Mr. DeSimone said shuttle service is again planned for St. Patrick’s Day.

Candice Gonzalez, formerly of the Mayor’s Office, and who is volunteering as a South Side resident, said meetings are planned about setting up a taxi stand and valet parking service in the South Side.

Grant opportunities are being explored to fund the projects.

Mr. Kraus said there is a connection between late-night mayhem and there being no orderly exodus onto local streets, which he blamed on state law requiring everyone to exit establishments by 2 a.m.

To a question about St. Patrick’s Day parties that begin in some neighborhoods in the early morning, Mr. Kraus said it is a big problem.

One tool to combat it is the ``social host ordinance,’’ the purpose of which is to reduce underage possession and consumption of alcohol by imposing penalties on those who host parties which include underage drinkers.

He also advocates a preemptive approach: ask the neighbors two to three days in advance to keep the noise down.

Mr. DeSimone asked forum members what they thought about having a restroom trailer brought in for St. Patrick’s Day. A sponsor could be sought.

Mr. Kraus said he should consult with the appropriate city department.

Mr.
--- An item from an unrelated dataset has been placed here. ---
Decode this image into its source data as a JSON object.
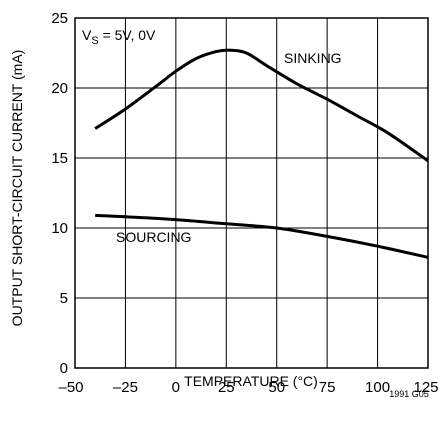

DeSimone said there is a lot of potential in the South Side to turn events into fundraising, as is done in Shadyside.

``It could be a revenue generator for the community,’’ he said.

An attendee said the neighborhood should first work on ways to get together as a community before planning events.
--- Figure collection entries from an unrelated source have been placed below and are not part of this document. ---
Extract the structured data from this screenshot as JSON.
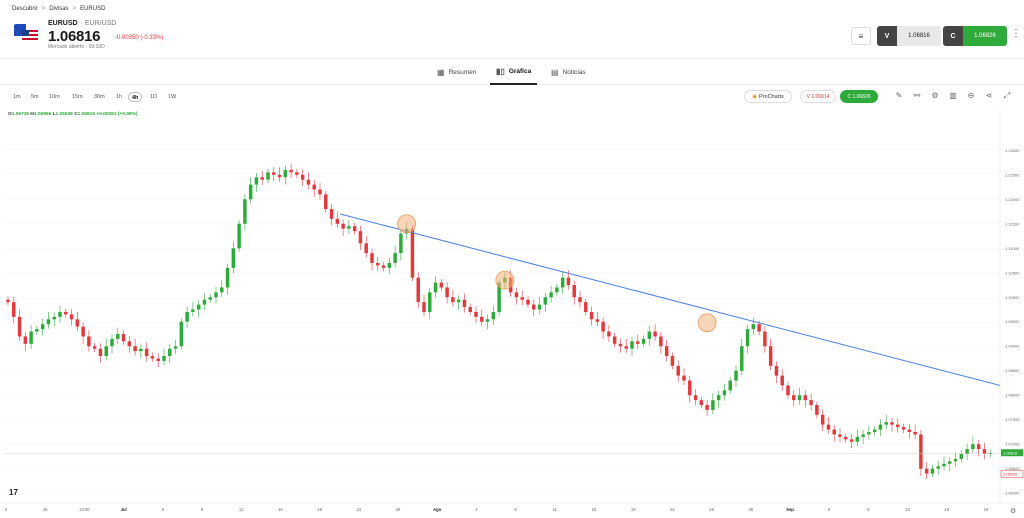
{
  "breadcrumb": [
    "Descubrir",
    "Divisas",
    "EURUSD"
  ],
  "instrument": {
    "symbol": "EURUSD",
    "description": "· EUR/USD",
    "price": "1.06816",
    "change": "-0.00350 (-0.33%)",
    "market_status": "Mercado abierto · 09:10D"
  },
  "trade": {
    "sell_label": "V",
    "sell_price": "1.06816",
    "buy_label": "C",
    "buy_price": "1.06826"
  },
  "tabs": [
    {
      "label": "Resumen",
      "icon": "grid-icon"
    },
    {
      "label": "Gráfica",
      "icon": "candles-icon"
    },
    {
      "label": "Noticias",
      "icon": "news-icon"
    }
  ],
  "timeframes": [
    "1m",
    "5m",
    "10m",
    "15m",
    "30m",
    "1h",
    "4h",
    "1D",
    "1W"
  ],
  "active_timeframe": "4h",
  "procharts_label": "ProCharts",
  "pill_sell": "V 1.06814",
  "pill_buy": "C 1.06826",
  "ohlc": {
    "o_label": "O",
    "o": "1.06735",
    "h_label": "H",
    "h": "1.06866",
    "l_label": "L",
    "l": "1.06638",
    "c_label": "C",
    "c": "1.06816",
    "chg": "+0.00081 (+0.08%)"
  },
  "colors": {
    "up": "#2eaa3b",
    "down": "#e0393e",
    "trendline": "#4a7fe0",
    "marker": "#f5b07a"
  },
  "chart_data": {
    "type": "candlestick",
    "y_ticks": [
      "1.13000",
      "1.12500",
      "1.12000",
      "1.11500",
      "1.11000",
      "1.10500",
      "1.10000",
      "1.09500",
      "1.09000",
      "1.08500",
      "1.08000",
      "1.07500",
      "1.07000",
      "1.06500",
      "1.06000"
    ],
    "ylim": [
      1.058,
      1.137
    ],
    "x_ticks": [
      "2",
      "26",
      "13:00",
      "Jul",
      "5",
      "9",
      "12",
      "16",
      "19",
      "23",
      "26",
      "Ago",
      "4",
      "8",
      "11",
      "15",
      "18",
      "22",
      "25",
      "30",
      "Sep",
      "5",
      "8",
      "12",
      "15",
      "19"
    ],
    "current_price_label": "1.06816",
    "current_bid_label": "1.06826",
    "closes": [
      1.099,
      1.096,
      1.092,
      1.0905,
      1.093,
      1.0935,
      1.0945,
      1.0955,
      1.096,
      1.097,
      1.0965,
      1.0955,
      1.094,
      1.092,
      1.09,
      1.0895,
      1.088,
      1.09,
      1.0915,
      1.0925,
      1.091,
      1.09,
      1.089,
      1.0895,
      1.088,
      1.0875,
      1.087,
      1.088,
      1.0895,
      1.09,
      1.095,
      1.097,
      1.0975,
      1.0985,
      1.0995,
      1.1,
      1.101,
      1.102,
      1.106,
      1.11,
      1.115,
      1.12,
      1.123,
      1.1245,
      1.124,
      1.1255,
      1.125,
      1.1245,
      1.126,
      1.1255,
      1.125,
      1.124,
      1.123,
      1.122,
      1.121,
      1.118,
      1.116,
      1.115,
      1.114,
      1.1145,
      1.1135,
      1.111,
      1.109,
      1.107,
      1.1065,
      1.106,
      1.107,
      1.109,
      1.113,
      1.114,
      1.104,
      1.099,
      1.097,
      1.101,
      1.103,
      1.102,
      1.1,
      1.099,
      1.0995,
      1.098,
      1.097,
      1.096,
      1.095,
      1.0955,
      1.097,
      1.103,
      1.104,
      1.101,
      1.1,
      1.0995,
      1.0985,
      1.0975,
      1.0985,
      1.1,
      1.101,
      1.102,
      1.104,
      1.1025,
      1.1,
      1.099,
      1.097,
      1.0955,
      1.095,
      1.093,
      1.092,
      1.0905,
      1.09,
      1.0895,
      1.091,
      1.0905,
      1.0915,
      1.093,
      1.092,
      1.09,
      1.088,
      1.086,
      1.084,
      1.083,
      1.08,
      1.079,
      1.078,
      1.077,
      1.079,
      1.08,
      1.081,
      1.083,
      1.085,
      1.09,
      1.0935,
      1.0945,
      1.093,
      1.09,
      1.086,
      1.084,
      1.082,
      1.08,
      1.079,
      1.08,
      1.079,
      1.078,
      1.076,
      1.074,
      1.073,
      1.072,
      1.0715,
      1.071,
      1.0705,
      1.0715,
      1.072,
      1.0725,
      1.073,
      1.074,
      1.0745,
      1.074,
      1.0735,
      1.073,
      1.0725,
      1.072,
      1.065,
      1.064,
      1.065,
      1.0655,
      1.066,
      1.0665,
      1.067,
      1.068,
      1.069,
      1.07,
      1.069,
      1.068,
      1.0682
    ]
  }
}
Forum Chair Hugh Brannan said the annual South Side Soup Contest, which will be held for the tenth year on Feb. 22, is a model for fundraisers, and something multiple organizations do together.

All 1,200 tickets available for the event have been sold at $25 apiece.

In announcements, residents should contact the South Side Community Council to suggest homes in the Slopes or Flats for the Historic South Side Home Tour in May.

Mary Ellen Solomon, Duquesne University’s new director of government relations, said she would inform students about appropriate behavior on St. Patrick’s Day, and also remind them about the social host ordinance.

In December, she sent information to students about the ordinance and responsible behavior.

The next forum meeting will be on March 11.